(MOSCOW) “The Greatest” would have been proud. New undisputed cruiserweight champion Oleksander Usyk (15-0, 11KOs), the first ever, presented “Iron” Murat Gassiev (26-1, 19KOs) with a 200 lb version of Vasyl Lomachenko to become the first World Boxing Super Series tournament winner and recipient of the Muhammad Ali trophy.
In very classy fashion, boxing's own version of a World Cup was presented to Usyk by the champ's widow Lonnie Ali.
Inside a partisan, glamorous Olympiasky Stadium loaded with pageantry and Russian pride, the Ukrainian road warrior made himself right at home with a textbook boxing performance to earn a 12-round UD. I had it 118-110 Usyk, whose only moment of peril came near the end of round 4 after a monster Gassiev straight right. With spectacular conditioning, athleticism, movement and rapid fire volume, Gassiev had absolutely no answers for an Usyk that kept sending him back to the corner and trainer Abel Sanchez with question marks all over his face. Usyk nearly threw an almost obscene 1000 punches, outpacing Gassiev's total by around 600. Usyk also outlanded a painfully conservative Gassiev, too concerned with landing anything he unleashed, by an astonishing 3 to 1 ratio.
When really processing Gassiev's stout and rugged constitution along with his overall game, a 1940's portrait of Rocky Marciano begins to surface.
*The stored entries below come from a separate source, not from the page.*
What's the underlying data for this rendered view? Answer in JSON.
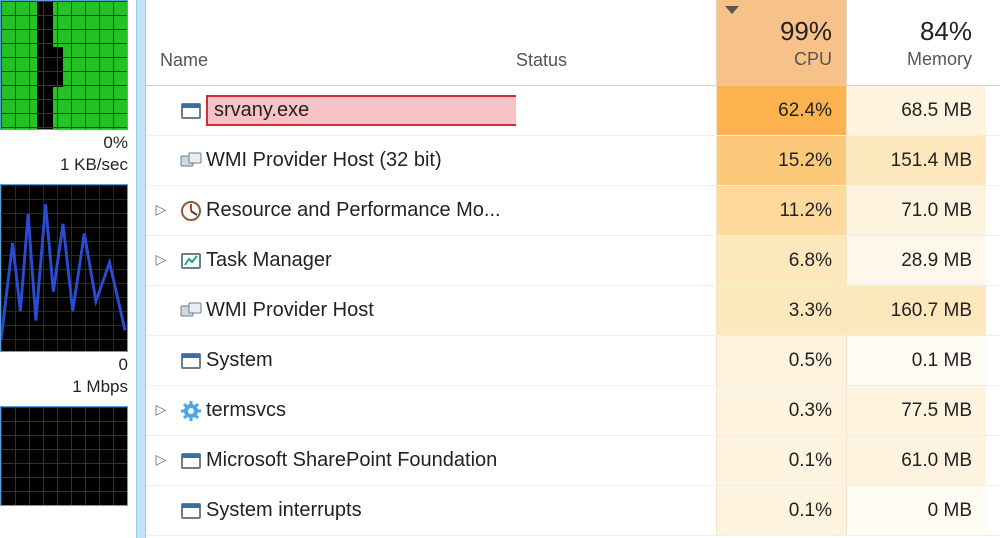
{
  "sidebar": {
    "cpu_value": "0%",
    "net_value": "1 KB/sec",
    "disk_top": "0",
    "disk_value": "1 Mbps"
  },
  "header": {
    "name_label": "Name",
    "status_label": "Status",
    "cpu_pct": "99%",
    "cpu_label": "CPU",
    "mem_pct": "84%",
    "mem_label": "Memory"
  },
  "rows": [
    {
      "expand": "",
      "icon": "app",
      "name": "srvany.exe",
      "cpu": "62.4%",
      "cpu_h": 5,
      "mem": "68.5 MB",
      "mem_h": 3,
      "highlight": true
    },
    {
      "expand": "",
      "icon": "wmi",
      "name": "WMI Provider Host (32 bit)",
      "cpu": "15.2%",
      "cpu_h": 4,
      "mem": "151.4 MB",
      "mem_h": 5
    },
    {
      "expand": "▷",
      "icon": "perf",
      "name": "Resource and Performance Mo...",
      "cpu": "11.2%",
      "cpu_h": 3,
      "mem": "71.0 MB",
      "mem_h": 3
    },
    {
      "expand": "▷",
      "icon": "chart",
      "name": "Task Manager",
      "cpu": "6.8%",
      "cpu_h": 2,
      "mem": "28.9 MB",
      "mem_h": 2
    },
    {
      "expand": "",
      "icon": "wmi",
      "name": "WMI Provider Host",
      "cpu": "3.3%",
      "cpu_h": 2,
      "mem": "160.7 MB",
      "mem_h": 5
    },
    {
      "expand": "",
      "icon": "app",
      "name": "System",
      "cpu": "0.5%",
      "cpu_h": 1,
      "mem": "0.1 MB",
      "mem_h": 1
    },
    {
      "expand": "▷",
      "icon": "gear",
      "name": "termsvcs",
      "cpu": "0.3%",
      "cpu_h": 1,
      "mem": "77.5 MB",
      "mem_h": 3
    },
    {
      "expand": "▷",
      "icon": "app",
      "name": "Microsoft SharePoint Foundation",
      "cpu": "0.1%",
      "cpu_h": 1,
      "mem": "61.0 MB",
      "mem_h": 3
    },
    {
      "expand": "",
      "icon": "app",
      "name": "System interrupts",
      "cpu": "0.1%",
      "cpu_h": 1,
      "mem": "0 MB",
      "mem_h": 1
    }
  ],
  "chart_data": [
    {
      "type": "area",
      "title": "CPU",
      "ylabel": "%",
      "ylim": [
        0,
        100
      ],
      "note": "filled near 100% with brief dips",
      "values_estimate": [
        98,
        97,
        10,
        15,
        98,
        99,
        96,
        99,
        98,
        99
      ]
    },
    {
      "type": "line",
      "title": "Network",
      "ylabel": "KB/sec",
      "note": "spiky blue line",
      "values_estimate": [
        0,
        4,
        1,
        6,
        2,
        8,
        3,
        7,
        1,
        2
      ]
    },
    {
      "type": "line",
      "title": "Disk",
      "ylabel": "Mbps",
      "note": "mostly idle",
      "values_estimate": [
        0,
        0,
        0,
        0,
        0,
        0,
        0,
        0,
        0,
        0
      ]
    }
  ]
}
Since a fighter is only as good as his last fight, thoughts of Marciano's come-from-behind demolition of Jersey Joe Walcott came to mind for this fight, considering how ordinary (and vulnerable) Usyk looked against Mairis Breidis in January. Meanwhile, Gassiev was blowing up the explosive Yunier Dorticos weeks later in Sochi, Russia.
But Usyk, an ultra proud warrior obsessed with perfection who trains three times a day, was pissed off over the preparation and outcome for Breidis, which lead to a notable change for Gassiev. Enter long-time cutman Russ Abner, who was brought into the fold of Team Lomachenko prior to his war with Jorge Linares, after convincing Loma that his brand of sage was invaluable. This was right around the time he'd left an indelible impression on Usyk, becoming more of a consultant for the self-motivated Usyk, which lead to the ouster of coach and friend Serhiy Vatamanyuk.
Undoubtedly cheering this flawless performance, somewhere, was Super Six alumni superstar and former world #1 Andre Ward. The 2004 Olympic gold medalist had to be impressed by the 2012 gold medalist from the London games, who arguably overcame a fiercer field and circumstances in pursuit of history. Usyk had to defeat Michael Hunter, Marco Huck, Breidis and Gassiev to win this tournament. If we're really keeping score, all were unbeaten with the exception of the experienced and dangerous Huck. Throw in Usyk going to America to beat Hunter, Germany to beat Huck, Latvia to beat Breidis and Russia to beat Gassiev, and we have the definition of not only a true world champion, but what should be a pound-for-pound top 5 fighter from a RING Magazine staff with some work to do (and let's not forget he claimed that title as well).
The 31 year-old Usyk wants former cruiserweight champion Tony Bellew to stop acting like a loud mouthed Pretty Ricky Conlan from “Creed” and to make himself available for his first defense. That, or he'll come to heavyweight to face Bellew– or anyone else among the big boys. Facts.